La Sicile est une terre profondément enracinée dans le mythe. Des profondeurs du détroit de Messine aux sommets de l’Etna, des côtes ioniennes aux îles du vent, l’île est depuis toujours le théâtre de légendes où se mêlent nature, histoire et imagination. Dieux grecs, nymphes, héros de l’Antiquité et créatures légendaires peuplent les villages, les villes et les paysages spectaculaires, donnant vie à un patrimoine culturel d’une richesse symbolique et d’un pouvoir de fascination exceptionnels. Voyager à travers la Sicile des mythes, c’est entreprendre un itinéraire au cœur de la mémoire et de l’identité la plus profonde de l’île.

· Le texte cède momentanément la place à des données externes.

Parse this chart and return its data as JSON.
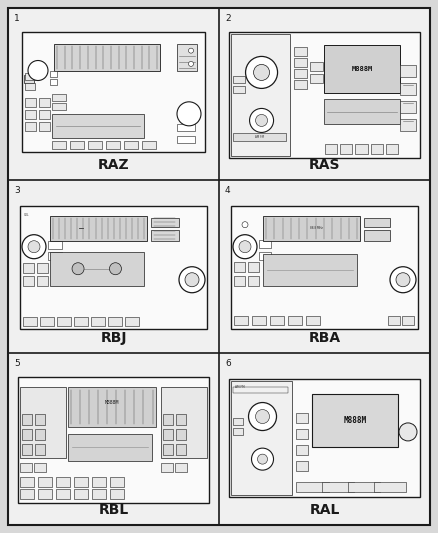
{
  "bg_color": "#d8d8d8",
  "outer_bg": "#c8c8c8",
  "cell_bg": "#f0f0f0",
  "radio_bg": "#ffffff",
  "line_color": "#1a1a1a",
  "gray_light": "#e8e8e8",
  "gray_med": "#cccccc",
  "gray_dark": "#aaaaaa",
  "cells": [
    {
      "num": "1",
      "label": "RAZ",
      "row": 0,
      "col": 0
    },
    {
      "num": "2",
      "label": "RAS",
      "row": 0,
      "col": 1
    },
    {
      "num": "3",
      "label": "RBJ",
      "row": 1,
      "col": 0
    },
    {
      "num": "4",
      "label": "RBA",
      "row": 1,
      "col": 1
    },
    {
      "num": "5",
      "label": "RBL",
      "row": 2,
      "col": 0
    },
    {
      "num": "6",
      "label": "RAL",
      "row": 2,
      "col": 1
    }
  ]
}
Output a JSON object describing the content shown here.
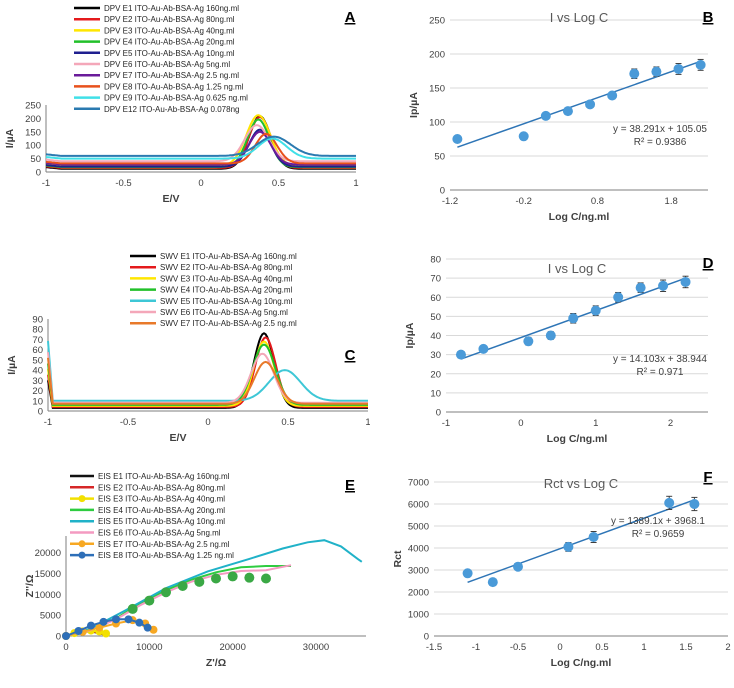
{
  "chart_data": [
    {
      "id": "A",
      "type": "line",
      "panel_label": "A",
      "xlabel": "E/V",
      "ylabel": "I/µA",
      "xlim": [
        -1,
        1
      ],
      "ylim": [
        0,
        250
      ],
      "xticks": [
        -1,
        -0.5,
        0,
        0.5,
        1
      ],
      "yticks": [
        0,
        50,
        100,
        150,
        200,
        250
      ],
      "xtick_labels": [
        "-1",
        "-0.5",
        "0",
        "0.5",
        "1"
      ],
      "ytick_labels": [
        "0",
        "50",
        "100",
        "150",
        "200",
        "250"
      ],
      "series": [
        {
          "name": "DPV E1 ITO-Au-Ab-BSA-Ag 160ng.ml",
          "color": "#000000",
          "base": 12,
          "peak": 208,
          "center": 0.38,
          "width": 0.1
        },
        {
          "name": "DPV E2 ITO-Au-Ab-BSA-Ag 80ng.ml",
          "color": "#e41a1c",
          "base": 15,
          "peak": 205,
          "center": 0.38,
          "width": 0.1
        },
        {
          "name": "DPV E3 ITO-Au-Ab-BSA-Ag 40ng.ml",
          "color": "#ffe600",
          "base": 22,
          "peak": 212,
          "center": 0.37,
          "width": 0.11
        },
        {
          "name": "DPV E4 ITO-Au-Ab-BSA-Ag 20ng.ml",
          "color": "#22c02a",
          "base": 18,
          "peak": 196,
          "center": 0.37,
          "width": 0.1
        },
        {
          "name": "DPV E5 ITO-Au-Ab-BSA-Ag 10ng.ml",
          "color": "#1f1f8f",
          "base": 20,
          "peak": 158,
          "center": 0.38,
          "width": 0.1
        },
        {
          "name": "DPV E6 ITO-Au-Ab-BSA-Ag 5ng.ml",
          "color": "#f4a7b9",
          "base": 40,
          "peak": 175,
          "center": 0.36,
          "width": 0.11
        },
        {
          "name": "DPV E7 ITO-Au-Ab-BSA-Ag 2.5 ng.ml",
          "color": "#6a1b9a",
          "base": 28,
          "peak": 150,
          "center": 0.38,
          "width": 0.1
        },
        {
          "name": "DPV E8 ITO-Au-Ab-BSA-Ag 1.25 ng.ml",
          "color": "#e8511c",
          "base": 32,
          "peak": 142,
          "center": 0.42,
          "width": 0.1
        },
        {
          "name": "DPV E9 ITO-Au-Ab-BSA-Ag 0.625 ng.ml",
          "color": "#40e0e8",
          "base": 50,
          "peak": 125,
          "center": 0.46,
          "width": 0.13
        },
        {
          "name": "DPV E12 ITO-Au-Ab-BSA-Ag 0.078ng",
          "color": "#2a7ab0",
          "base": 60,
          "peak": 132,
          "center": 0.47,
          "width": 0.15
        }
      ]
    },
    {
      "id": "B",
      "type": "scatter",
      "panel_label": "B",
      "title": "I vs Log C",
      "xlabel": "Log C/ng.ml",
      "ylabel": "Ip/µA",
      "xlim": [
        -1.2,
        2.3
      ],
      "ylim": [
        0,
        250
      ],
      "xticks": [
        -1.2,
        -0.2,
        0.8,
        1.8
      ],
      "yticks": [
        0,
        50,
        100,
        150,
        200,
        250
      ],
      "xtick_labels": [
        "-1.2",
        "-0.2",
        "0.8",
        "1.8"
      ],
      "ytick_labels": [
        "0",
        "50",
        "100",
        "150",
        "200",
        "250"
      ],
      "x": [
        -1.1,
        -0.2,
        0.1,
        0.4,
        0.7,
        1.0,
        1.3,
        1.6,
        1.9,
        2.2
      ],
      "y": [
        75,
        79,
        109,
        116,
        126,
        139,
        171,
        174,
        178,
        184
      ],
      "error": [
        3,
        3,
        4,
        4,
        5,
        5,
        7,
        7,
        8,
        8
      ],
      "fit": {
        "slope": 38.291,
        "intercept": 105.05,
        "x_range": [
          -1.1,
          2.2
        ]
      },
      "equation": "y = 38.291x + 105.05",
      "r2": "R² = 0.9386"
    },
    {
      "id": "C",
      "type": "line",
      "panel_label": "C",
      "xlabel": "E/V",
      "ylabel": "I/µA",
      "xlim": [
        -1,
        1
      ],
      "ylim": [
        0,
        90
      ],
      "xticks": [
        -1,
        -0.5,
        0,
        0.5,
        1
      ],
      "yticks": [
        0,
        10,
        20,
        30,
        40,
        50,
        60,
        70,
        80,
        90
      ],
      "xtick_labels": [
        "-1",
        "-0.5",
        "0",
        "0.5",
        "1"
      ],
      "ytick_labels": [
        "0",
        "10",
        "20",
        "30",
        "40",
        "50",
        "60",
        "70",
        "80",
        "90"
      ],
      "series": [
        {
          "name": "SWV E1 ITO-Au-Ab-BSA-Ag 160ng.ml",
          "color": "#000000",
          "base": 3,
          "peak": 76,
          "center": 0.35,
          "width": 0.09
        },
        {
          "name": "SWV E2 ITO-Au-Ab-BSA-Ag 80ng.ml",
          "color": "#e41a1c",
          "base": 4,
          "peak": 72,
          "center": 0.36,
          "width": 0.09
        },
        {
          "name": "SWV E3 ITO-Au-Ab-BSA-Ag 40ng.ml",
          "color": "#ffe600",
          "base": 5,
          "peak": 68,
          "center": 0.35,
          "width": 0.09
        },
        {
          "name": "SWV E4 ITO-Au-Ab-BSA-Ag 20ng.ml",
          "color": "#22c02a",
          "base": 6,
          "peak": 65,
          "center": 0.35,
          "width": 0.1
        },
        {
          "name": "SWV E5 ITO-Au-Ab-BSA-Ag 10ng.ml",
          "color": "#3ec7d6",
          "base": 10,
          "peak": 40,
          "center": 0.48,
          "width": 0.14
        },
        {
          "name": "SWV E6 ITO-Au-Ab-BSA-Ag 5ng.ml",
          "color": "#f4a7b9",
          "base": 8,
          "peak": 56,
          "center": 0.34,
          "width": 0.1
        },
        {
          "name": "SWV E7 ITO-Au-Ab-BSA-Ag 2.5 ng.ml",
          "color": "#e8792a",
          "base": 7,
          "peak": 48,
          "center": 0.36,
          "width": 0.1
        }
      ]
    },
    {
      "id": "D",
      "type": "scatter",
      "panel_label": "D",
      "title": "I vs Log C",
      "xlabel": "Log C/ng.ml",
      "ylabel": "Ip/µA",
      "xlim": [
        -1,
        2.5
      ],
      "ylim": [
        0,
        80
      ],
      "xticks": [
        -1,
        0,
        1,
        2
      ],
      "yticks": [
        0,
        10,
        20,
        30,
        40,
        50,
        60,
        70,
        80
      ],
      "xtick_labels": [
        "-1",
        "0",
        "1",
        "2"
      ],
      "ytick_labels": [
        "0",
        "10",
        "20",
        "30",
        "40",
        "50",
        "60",
        "70",
        "80"
      ],
      "x": [
        -0.8,
        -0.5,
        0.1,
        0.4,
        0.7,
        1.0,
        1.3,
        1.6,
        1.9,
        2.2
      ],
      "y": [
        30,
        33,
        37,
        40,
        49,
        53,
        60,
        65,
        66,
        68
      ],
      "error": [
        1,
        1,
        2,
        2,
        2.5,
        2.5,
        2.5,
        2.5,
        3,
        3
      ],
      "fit": {
        "slope": 14.103,
        "intercept": 38.944,
        "x_range": [
          -0.8,
          2.2
        ]
      },
      "equation": "y = 14.103x + 38.944",
      "r2": "R² = 0.971"
    },
    {
      "id": "E",
      "type": "scatter",
      "panel_label": "E",
      "xlabel": "Z'/Ω",
      "ylabel": "Z''/Ω",
      "xlim": [
        0,
        36000
      ],
      "ylim": [
        0,
        24000
      ],
      "xticks": [
        0,
        10000,
        20000,
        30000
      ],
      "yticks": [
        0,
        5000,
        10000,
        15000,
        20000
      ],
      "xtick_labels": [
        "0",
        "10000",
        "20000",
        "30000"
      ],
      "ytick_labels": [
        "0",
        "5000",
        "10000",
        "15000",
        "20000"
      ],
      "series": [
        {
          "name": "EIS E1 ITO-Au-Ab-BSA-Ag 160ng.ml",
          "color": "#111111",
          "marker": "plus",
          "x": [
            0,
            800,
            1600,
            2400,
            3200,
            4000,
            4600
          ],
          "y": [
            0,
            500,
            900,
            1100,
            1000,
            700,
            300
          ]
        },
        {
          "name": "EIS E2 ITO-Au-Ab-BSA-Ag 80ng.ml",
          "color": "#d62728",
          "marker": "x",
          "x": [
            0,
            900,
            1800,
            2800,
            3800,
            4500
          ],
          "y": [
            0,
            600,
            1000,
            1200,
            900,
            400
          ]
        },
        {
          "name": "EIS E3 ITO-Au-Ab-BSA-Ag 40ng.ml",
          "color": "#f2e000",
          "marker": "circle",
          "x": [
            0,
            1000,
            2000,
            3000,
            4000,
            4800
          ],
          "y": [
            0,
            700,
            1100,
            1300,
            1100,
            600
          ]
        },
        {
          "name": "EIS E4 ITO-Au-Ab-BSA-Ag 20ng.ml",
          "color": "#2ecc40",
          "marker": "dash",
          "x": [
            0,
            3000,
            6000,
            9000,
            12000,
            15000,
            18000,
            21000,
            24000,
            27000
          ],
          "y": [
            0,
            1500,
            4200,
            8000,
            11000,
            13500,
            15300,
            16500,
            16800,
            16800
          ]
        },
        {
          "name": "EIS E5 ITO-Au-Ab-BSA-Ag 10ng.ml",
          "color": "#20b2c8",
          "marker": "none",
          "x": [
            0,
            3000,
            7000,
            12000,
            17000,
            22000,
            26000,
            29000,
            31000,
            33000,
            35000,
            35500
          ],
          "y": [
            0,
            1800,
            6000,
            11500,
            15500,
            18500,
            21000,
            22500,
            23000,
            21500,
            18500,
            17800
          ]
        },
        {
          "name": "EIS E6 ITO-Au-Ab-BSA-Ag 5ng.ml",
          "color": "#f49ac1",
          "marker": "dash",
          "x": [
            0,
            3000,
            6000,
            9000,
            12000,
            15000,
            18000,
            21000,
            24000,
            27000
          ],
          "y": [
            0,
            1400,
            4000,
            7500,
            10500,
            13000,
            14700,
            15600,
            15800,
            17000
          ]
        },
        {
          "name": "EIS E7 ITO-Au-Ab-BSA-Ag 2.5 ng.ml",
          "color": "#f7a823",
          "marker": "circle",
          "x": [
            0,
            2000,
            4000,
            6000,
            8000,
            9500,
            10500
          ],
          "y": [
            0,
            1000,
            2000,
            3000,
            3800,
            3000,
            1500
          ]
        },
        {
          "name": "EIS E8 ITO-Au-Ab-BSA-Ag 1.25 ng.ml",
          "color": "#2e6fb8",
          "marker": "circle",
          "x": [
            0,
            1500,
            3000,
            4500,
            6000,
            7500,
            8800,
            9800
          ],
          "y": [
            0,
            1200,
            2500,
            3400,
            4000,
            4000,
            3200,
            2000
          ]
        },
        {
          "name": "EIS E3 ITO-Au-Ab-BSA-Ag 40ng.ml",
          "color": "#3aa845",
          "marker": "circle",
          "legend": false,
          "x": [
            8000,
            10000,
            12000,
            14000,
            16000,
            18000,
            20000,
            22000,
            24000
          ],
          "y": [
            6500,
            8500,
            10500,
            12000,
            13000,
            13800,
            14300,
            14000,
            13800
          ]
        }
      ]
    },
    {
      "id": "F",
      "type": "scatter",
      "panel_label": "F",
      "title": "Rct vs Log C",
      "xlabel": "Log C/ng.ml",
      "ylabel": "Rct",
      "xlim": [
        -1.5,
        2
      ],
      "ylim": [
        0,
        7000
      ],
      "xticks": [
        -1.5,
        -1,
        -0.5,
        0,
        0.5,
        1,
        1.5,
        2
      ],
      "yticks": [
        0,
        1000,
        2000,
        3000,
        4000,
        5000,
        6000,
        7000
      ],
      "xtick_labels": [
        "-1.5",
        "-1",
        "-0.5",
        "0",
        "0.5",
        "1",
        "1.5",
        "2"
      ],
      "ytick_labels": [
        "0",
        "1000",
        "2000",
        "3000",
        "4000",
        "5000",
        "6000",
        "7000"
      ],
      "x": [
        -1.1,
        -0.8,
        -0.5,
        0.1,
        0.4,
        1.3,
        1.6
      ],
      "y": [
        2850,
        2450,
        3150,
        4050,
        4500,
        6050,
        6000
      ],
      "error": [
        100,
        100,
        150,
        200,
        250,
        300,
        300
      ],
      "fit": {
        "slope": 1389.1,
        "intercept": 3968.1,
        "x_range": [
          -1.1,
          1.6
        ]
      },
      "equation": "y = 1389.1x + 3968.1",
      "r2": "R² = 0.9659"
    }
  ]
}
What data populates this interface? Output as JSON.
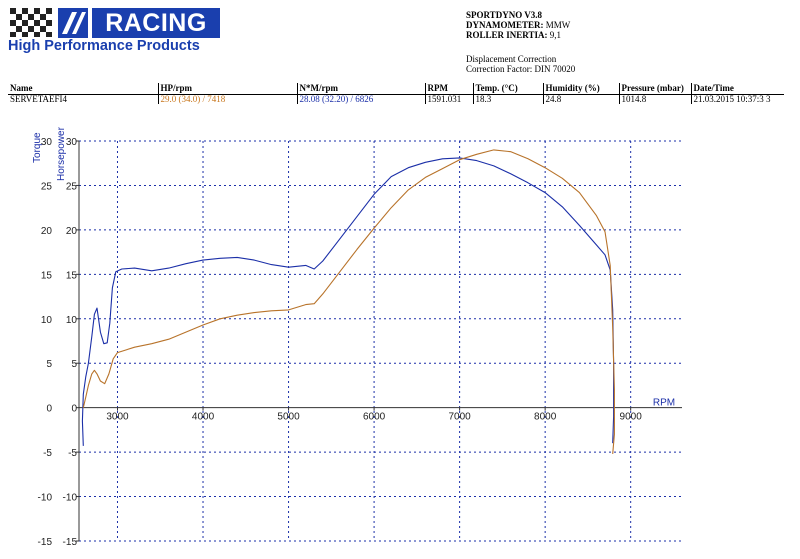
{
  "logo": {
    "brand": "RACING",
    "tagline": "High Performance Products"
  },
  "header": {
    "software_label": "SPORTDYNO V3.8",
    "dynamometer_label": "DYNAMOMETER:",
    "dynamometer_value": "MMW",
    "roller_label": "ROLLER INERTIA:",
    "roller_value": "9,1",
    "correction_title": "Displacement Correction",
    "correction_factor": "Correction Factor: DIN 70020"
  },
  "table": {
    "headers": [
      "Name",
      "HP/rpm",
      "N*M/rpm",
      "RPM",
      "Temp. (°C)",
      "Humidity (%)",
      "Pressure (mbar)",
      "Date/Time"
    ],
    "row": {
      "name": "SERVETAEFI4",
      "hp": "29.0 (34.0) / 7418",
      "nm": "28.08 (32.20) / 6826",
      "rpm": "1591.031",
      "temp": "18.3",
      "humidity": "24.8",
      "pressure": "1014.8",
      "datetime": "21.03.2015 10:37:3 3"
    }
  },
  "chart_data": {
    "type": "line",
    "xlabel": "RPM",
    "ylabel_primary": "Torque",
    "ylabel_secondary": "Horsepower",
    "x_ticks": [
      3000,
      4000,
      5000,
      6000,
      7000,
      8000,
      9000
    ],
    "y_ticks": [
      -15,
      -10,
      -5,
      0,
      5,
      10,
      15,
      20,
      25,
      30
    ],
    "xlim": [
      2550,
      9600
    ],
    "ylim": [
      -15,
      30
    ],
    "grid": true,
    "colors": {
      "torque": "#1b2fa8",
      "horsepower": "#b8732a",
      "grid": "#1b2fa8"
    },
    "series": [
      {
        "key": "torque",
        "points": [
          [
            2600,
            -4.3
          ],
          [
            2590,
            -1.5
          ],
          [
            2600,
            1.5
          ],
          [
            2630,
            3.5
          ],
          [
            2660,
            5.0
          ],
          [
            2700,
            8.0
          ],
          [
            2730,
            10.5
          ],
          [
            2760,
            11.2
          ],
          [
            2800,
            8.5
          ],
          [
            2840,
            7.2
          ],
          [
            2880,
            7.3
          ],
          [
            2910,
            9.5
          ],
          [
            2940,
            13.5
          ],
          [
            2980,
            15.3
          ],
          [
            3050,
            15.6
          ],
          [
            3200,
            15.7
          ],
          [
            3400,
            15.4
          ],
          [
            3600,
            15.7
          ],
          [
            3800,
            16.2
          ],
          [
            4000,
            16.6
          ],
          [
            4200,
            16.8
          ],
          [
            4400,
            16.9
          ],
          [
            4600,
            16.6
          ],
          [
            4800,
            16.1
          ],
          [
            5000,
            15.8
          ],
          [
            5200,
            16.0
          ],
          [
            5300,
            15.6
          ],
          [
            5400,
            16.5
          ],
          [
            5600,
            19.0
          ],
          [
            5800,
            21.5
          ],
          [
            6000,
            24.0
          ],
          [
            6200,
            26.0
          ],
          [
            6400,
            27.0
          ],
          [
            6600,
            27.6
          ],
          [
            6800,
            28.0
          ],
          [
            7000,
            28.1
          ],
          [
            7200,
            27.8
          ],
          [
            7400,
            27.2
          ],
          [
            7600,
            26.3
          ],
          [
            7800,
            25.3
          ],
          [
            8000,
            24.2
          ],
          [
            8200,
            22.6
          ],
          [
            8400,
            20.5
          ],
          [
            8600,
            18.3
          ],
          [
            8700,
            17.2
          ],
          [
            8760,
            15.5
          ],
          [
            8790,
            11.0
          ],
          [
            8800,
            5.0
          ],
          [
            8800,
            -1.0
          ],
          [
            8790,
            -4.0
          ]
        ]
      },
      {
        "key": "horsepower",
        "points": [
          [
            2600,
            0.0
          ],
          [
            2630,
            1.2
          ],
          [
            2660,
            2.5
          ],
          [
            2700,
            3.8
          ],
          [
            2730,
            4.2
          ],
          [
            2760,
            3.8
          ],
          [
            2800,
            3.0
          ],
          [
            2850,
            2.7
          ],
          [
            2900,
            3.8
          ],
          [
            2950,
            5.5
          ],
          [
            3000,
            6.2
          ],
          [
            3200,
            6.8
          ],
          [
            3400,
            7.2
          ],
          [
            3600,
            7.7
          ],
          [
            3800,
            8.5
          ],
          [
            4000,
            9.3
          ],
          [
            4200,
            10.0
          ],
          [
            4400,
            10.4
          ],
          [
            4600,
            10.7
          ],
          [
            4800,
            10.9
          ],
          [
            5000,
            11.0
          ],
          [
            5200,
            11.6
          ],
          [
            5300,
            11.7
          ],
          [
            5400,
            12.8
          ],
          [
            5600,
            15.3
          ],
          [
            5800,
            17.8
          ],
          [
            6000,
            20.2
          ],
          [
            6200,
            22.5
          ],
          [
            6400,
            24.5
          ],
          [
            6600,
            25.9
          ],
          [
            6800,
            26.9
          ],
          [
            7000,
            27.9
          ],
          [
            7200,
            28.5
          ],
          [
            7400,
            29.0
          ],
          [
            7600,
            28.8
          ],
          [
            7800,
            28.0
          ],
          [
            8000,
            27.0
          ],
          [
            8200,
            25.8
          ],
          [
            8400,
            24.2
          ],
          [
            8600,
            21.6
          ],
          [
            8700,
            19.8
          ],
          [
            8760,
            16.0
          ],
          [
            8790,
            9.0
          ],
          [
            8810,
            2.0
          ],
          [
            8810,
            -3.0
          ],
          [
            8790,
            -5.2
          ]
        ]
      }
    ]
  }
}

La Sicile orientale : entre dieux, amours et géants
Parmi les récits les plus emblématiques figure la légende de Colapesce, symbole de l’amour viscéral des Siciliens pour leur terre. À Messine, la tradition raconte que ce jeune pêcheur aux dons extraordinaires fut mis à l’épreuve par Frédéric II, avant de se sacrifier pour assurer le salut de l’île. Aujourd’hui encore, on dit que Colapesce soutient l’une des trois colonnes sur lesquelles repose la Sicile, l’empêchant de sombrer dans la mer. Dans le même détroit de Messine prennent également forme les légendes de Scylla et Charybde, monstres marins qui déchiraient et engloutissaient les navigateurs, ainsi que celle de la célèbre Fata Morgana, un mirage optique qui fascina jusqu’aux Normands et inspira de nombreux récits légendaires.
La puissance de l’Etna : feu, dieux et chevaliers
Majestueux et toujours actif, l’Etna occupe une place centrale dans la mythologie. Pour les Grecs, il était la demeure d’Héphaïstos, dieu du feu et forgeron des dieux, qui façonnait ses armes dans une forge souterraine. On croyait également que le volcan abritait l’un des accès au Tartare, le royaume des morts. Une légende anglo-normande raconte que le roi Arthur, de passage en Sicile pour une mission spirituelle, se serait adressé à l’archange Michel, qui ressouda Excalibur grâce à la lave de l’Etna. Le volcan devient ainsi un trait d’union entre le mythe antique et la légende chevaleresque médiévale.
Ulysse, Polyphème et les côtes des Cyclopes
De nombreux chercheurs situent en Sicile certaines étapes de l’Odyssée. L’épisode d’Ulysse et Polyphème se serait déroulé sur les pentes de l’Etna, près d’Acitrezza, où les faraglioni des Cyclopes sont identifiés comme les blocs de lave lancés par le géant aveuglé. À quelques kilomètres de là, les toponymes d’Acireale, d’Acicastello et d’Acitrezza perpétuent le mythe tragique d’Aci et Galatée, le berger et la nymphe séparés par la jalousie de Polyphème. Aci fut transformé en fleuve, dont les eaux s’écoulent encore aujourd’hui jusqu’à la mer.
La source Aréthuse, Capo Passero et les escales mythologiques
Au cœur de Syracuse, la source Aréthuse est dédiée à la nymphe qu’Artémis transforma en source afin de la soustraire à Alphée. La source jaillit encore aujourd’hui sur l’île d’Ortygie, haut lieu sacré de la mythologie antique. À l’extrême sud de la Sicile, entre Capo Passero et l’île des Courants, la légende veut qu’aient navigué Ulysse et Énée, faisant de ces rivages des gardiens d’escales épiques, où mythe et géographie se confondent.
Perséphone, les Truvature et les îles des vents
Au cœur de l’arrière-pays, près du lac de Pergusa, aux abords d’Enna, se situe le mythe de l’enlèvement de Perséphone. Fille de Déméter, enlevée par Hadès, elle incarne le cycle éternel des saisons. Le folklore populaire sicilien évoque également les Truvature, des trésors cachés protégés par des sortilèges, souvent associés au personnage de Giufà, figure emblématique de nombreuses histoires traditionnelles. Enfin, selon la mythologie grecque, les îles Éoliennes étaient la demeure d’Éole, dieu des vents, tandis que les monts Nébrodes accueillaient les rites des bacchantes en l’honneur de Dionysos, dieu du vin et de la nature.